Traveling as an LDS young women leader in the early 20th century, Ruth May Fox spanned Utah by horse-and-buggy and the United States by airplane. Her great-great-great-granddaughter, Brittany A. Chapman, has studied her life in detail, and Thursday evening, Oct. 14, presented an account of Sister Fox's "well-lived" life in a lecture at the Church History Library in Salt Lake City.

"From the young girl just about to cross the plains to an impassioned leader among her peers to a seasoned member of the general board working with young women, to a fearless centenarian, she left a great impact on all in her sphere of influence, both among her posterity and the young women she was able to reach," said Sister Chapman, a historian with LDS Church History Department.

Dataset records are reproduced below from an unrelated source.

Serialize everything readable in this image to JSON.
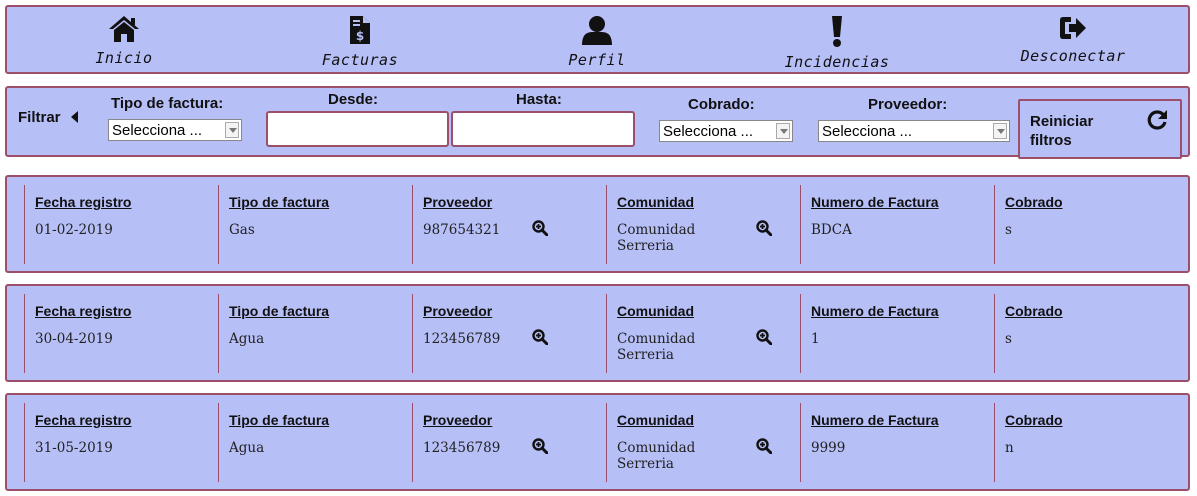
{
  "nav": {
    "items": [
      {
        "label": "Inicio",
        "icon": "home-icon"
      },
      {
        "label": "Facturas",
        "icon": "invoice-icon"
      },
      {
        "label": "Perfil",
        "icon": "user-icon"
      },
      {
        "label": "Incidencias",
        "icon": "exclamation-icon"
      },
      {
        "label": "Desconectar",
        "icon": "sign-out-icon"
      }
    ]
  },
  "filters": {
    "toggle_label": "Filtrar",
    "tipo_label": "Tipo de factura:",
    "tipo_value": "Selecciona ...",
    "desde_label": "Desde:",
    "desde_value": "",
    "hasta_label": "Hasta:",
    "hasta_value": "",
    "cobrado_label": "Cobrado:",
    "cobrado_value": "Selecciona ...",
    "proveedor_label": "Proveedor:",
    "proveedor_value": "Selecciona ...",
    "reset_label": "Reiniciar filtros",
    "reset_icon": "redo-icon"
  },
  "columns": {
    "fecha": "Fecha registro",
    "tipo": "Tipo de factura",
    "proveedor": "Proveedor",
    "comunidad": "Comunidad",
    "numero": "Numero de Factura",
    "cobrado": "Cobrado"
  },
  "records": [
    {
      "fecha": "01-02-2019",
      "tipo": "Gas",
      "proveedor": "987654321",
      "comunidad": "Comunidad Serreria",
      "numero": "BDCA",
      "cobrado": "s"
    },
    {
      "fecha": "30-04-2019",
      "tipo": "Agua",
      "proveedor": "123456789",
      "comunidad": "Comunidad Serreria",
      "numero": "1",
      "cobrado": "s"
    },
    {
      "fecha": "31-05-2019",
      "tipo": "Agua",
      "proveedor": "123456789",
      "comunidad": "Comunidad Serreria",
      "numero": "9999",
      "cobrado": "n"
    }
  ],
  "colors": {
    "panel": "#b7bff7",
    "border": "#9b4f6a"
  }
}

A celebrated poet, Sister Fox is perhaps best known today as the author of the well-known Mormon hymn "Carry On," (Hymns, No. 255). But in her day, she was familiar to Church members as the general president of the Young Ladies' Mutual Improvement Association from 1929 to 1937 and a member of the general board for nearly 40 years. Moreover, she was a tireless champion of the women's suffrage movement whose work helped ensure that Utah entered the union as a state in 1896 with a guarantee that its female citizens had the right to vote.